Mendisiplinkannya. Mereka masih senang bermain, tidak mau tertib. Lari sana, lari sini. Biasanya setelah 24 kali pertemuan, mereka mulai paham dan bisa mengikuti ritme latihan dengan lebih tertib. Tetapi tergantung orang tua juga. Kalau lagi latihan ada orang tuanya, mereka akan sering lari ke orang tuanya. Minta minum, minta jajan. Ada saja alasannya agar tidak ikut latihan. Makanya, saat latihan biasanya saya suruh orang tuanya menjauh. Tidak berada di sekitar lokasi latihan supaya anak-anak fokus.

Bagaimana memilih talent?

Umumnya mereka dari sanggar, jadi sudah punya kemauan sendiri. Kalau untuk trailer, di tahap awal, kita langsung menentukan peran dan memberi kesempatan untuk berlatih. Nanti kita adakan evaluasi. Yang tidak kalah penting ada support dari orang tuanya. Biasanya para orang tua membantu konsumsi atau kebutuhan lain selama latihan.

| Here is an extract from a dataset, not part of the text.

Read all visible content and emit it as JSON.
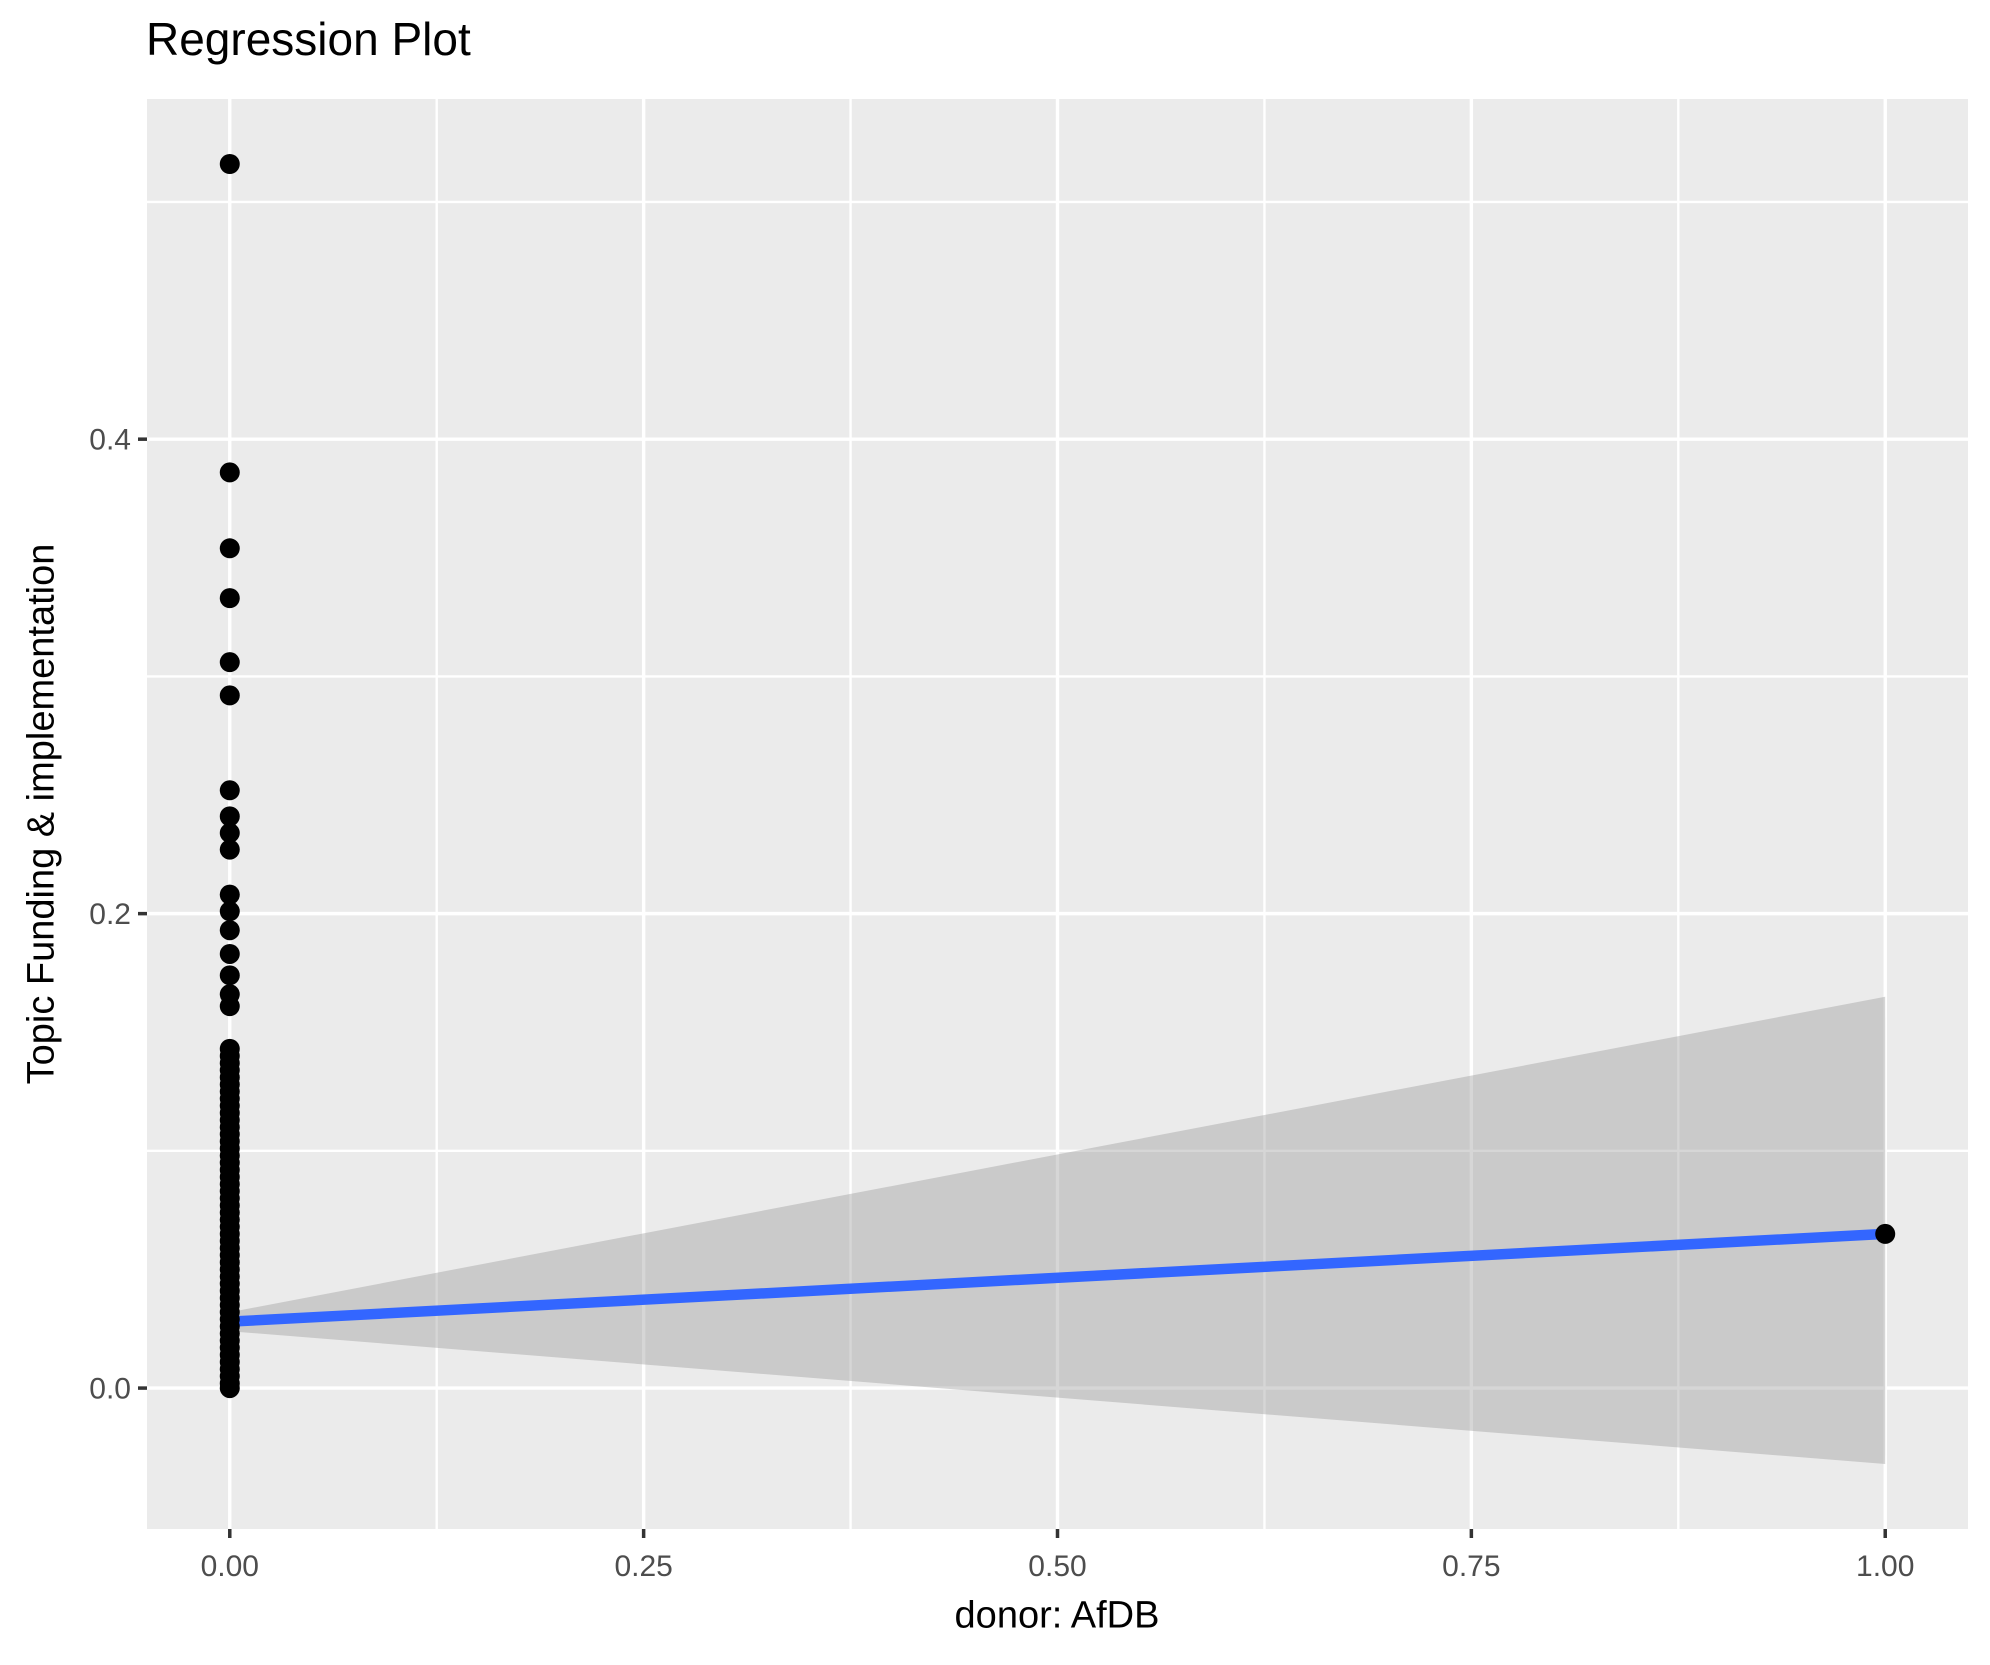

Namun untuk full movie, kita saring lagi. Bagi yang belum layak, tidak kita libatkan karena bisa mengganggu jadwal produksi.

Sejak kapan main teater?

Sejak tahun 1988. Saya memang berangkat dari teater, tapi otodidak. Pernah bergabung banyak seniman termasuk Remy Sylado. Saya juga pernah bergabung dengan Lenggang Jakarta pimpinan Muchtar Effendi yang homebase-nya di Kemayoran. Sekarang saya punya grup teater sendiri. Namanya Dokter Teater, khusus untuk remaja. Sedang untuk anak-anak saya punya Sanggar Khatulistiwa. Keduanya di Jakarta Timur.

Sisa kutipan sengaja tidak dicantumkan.